Follow this advice to meet the user experience forms standard #1: Keep your form as short as possible.
Only ask people for the information required to deliver the service
It’s tempting to add questions to forms that will give you extra information you can use to improve your program delivery. However, this is not the time to do it. When people interact with the government – they have no choice. They're trying to access a service only the government delivers. You cannot take advantage of that and make them jump through extra hoops.
Recommended ways to get additional information to improve a program or service
Give people an opportunity to provide you with additional details after they complete and submit the form. You can include a link and instructions in the confirmation email or confirmation page.
For example: "Do you have 5 minutes to help us improve this service? Take our questionnaire (link this text) or phone 867-444-8907 to answer a few questions."
If the first option does not work, you can include the additional questions at the end of your form, but you must make sure these are optional.
You can also reach out to your clients through any routine communications you might do.
Check in with your communications team to see if there's any website feedback from the Yukon.ca page that links to your form or service. This is a very common way for people to share feedback about their experience and it could provide you with some insights.
Make sure people only have to input information once
Do not make people input the same piece of information more than once on a form.
- Make sure you review the form and remove duplicate fields.
- Find ways to preserve the person's inputs.
- pre-populate fields; or
- add a checkbox so a person can select "Same as personal address" or another option.

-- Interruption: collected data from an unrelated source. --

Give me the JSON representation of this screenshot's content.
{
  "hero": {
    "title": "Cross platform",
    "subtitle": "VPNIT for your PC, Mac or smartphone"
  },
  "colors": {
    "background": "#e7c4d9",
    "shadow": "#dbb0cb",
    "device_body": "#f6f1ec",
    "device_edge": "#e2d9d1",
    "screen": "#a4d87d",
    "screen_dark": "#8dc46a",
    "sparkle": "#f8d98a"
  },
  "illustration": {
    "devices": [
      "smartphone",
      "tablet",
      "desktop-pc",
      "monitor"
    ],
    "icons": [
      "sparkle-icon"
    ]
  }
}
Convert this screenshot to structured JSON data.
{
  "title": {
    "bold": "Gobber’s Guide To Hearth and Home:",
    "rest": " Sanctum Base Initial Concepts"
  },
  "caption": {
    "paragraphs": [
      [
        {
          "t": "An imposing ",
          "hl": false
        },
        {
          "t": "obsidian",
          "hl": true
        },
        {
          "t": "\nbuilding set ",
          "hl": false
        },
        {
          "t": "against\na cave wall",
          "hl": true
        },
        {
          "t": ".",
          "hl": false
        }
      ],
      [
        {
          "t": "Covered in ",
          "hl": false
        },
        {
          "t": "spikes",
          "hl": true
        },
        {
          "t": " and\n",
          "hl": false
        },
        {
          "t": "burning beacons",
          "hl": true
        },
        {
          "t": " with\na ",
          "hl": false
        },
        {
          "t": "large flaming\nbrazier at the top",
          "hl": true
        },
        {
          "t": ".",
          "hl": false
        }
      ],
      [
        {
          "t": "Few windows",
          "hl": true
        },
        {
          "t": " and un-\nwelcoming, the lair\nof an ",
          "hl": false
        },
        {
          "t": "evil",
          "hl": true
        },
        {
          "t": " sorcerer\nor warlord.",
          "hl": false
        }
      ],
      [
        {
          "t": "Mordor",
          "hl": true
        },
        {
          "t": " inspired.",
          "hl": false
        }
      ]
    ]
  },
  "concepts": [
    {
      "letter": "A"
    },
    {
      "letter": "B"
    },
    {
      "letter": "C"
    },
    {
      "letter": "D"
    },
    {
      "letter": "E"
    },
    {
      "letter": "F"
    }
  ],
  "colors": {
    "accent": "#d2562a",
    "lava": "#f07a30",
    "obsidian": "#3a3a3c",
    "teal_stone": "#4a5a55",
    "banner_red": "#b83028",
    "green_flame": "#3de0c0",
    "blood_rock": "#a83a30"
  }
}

If there are exceptional instances where you require a person to add the same information more than once, let them know why.
- Re-label fields so they are more specific.
- Add hint text to explain the "why" to the user so they understand any nuances that might explain the request.
Refer people to places where they can find more information or context
- Rather than squish extra text into the limited space in a PDF form, you can link to supplementary text on Yukon.ca.
- For web forms you can include information in the start page or bridge page on Yukon.ca.
What about instances where the form is still long?
Longer or more complex forms are best designed as web forms. This allows you to employ some strategies to make it easier for people to tackle. For example, you can do 1 of the following:
- use logic so people only see the questions that apply to their specific scenario (they will not see additional fields that do not apply to them);
- only display 5 to 7 fields at a time to make the content easier to digest; and
- if you have more than 6 fields, group related content together in sections or steps.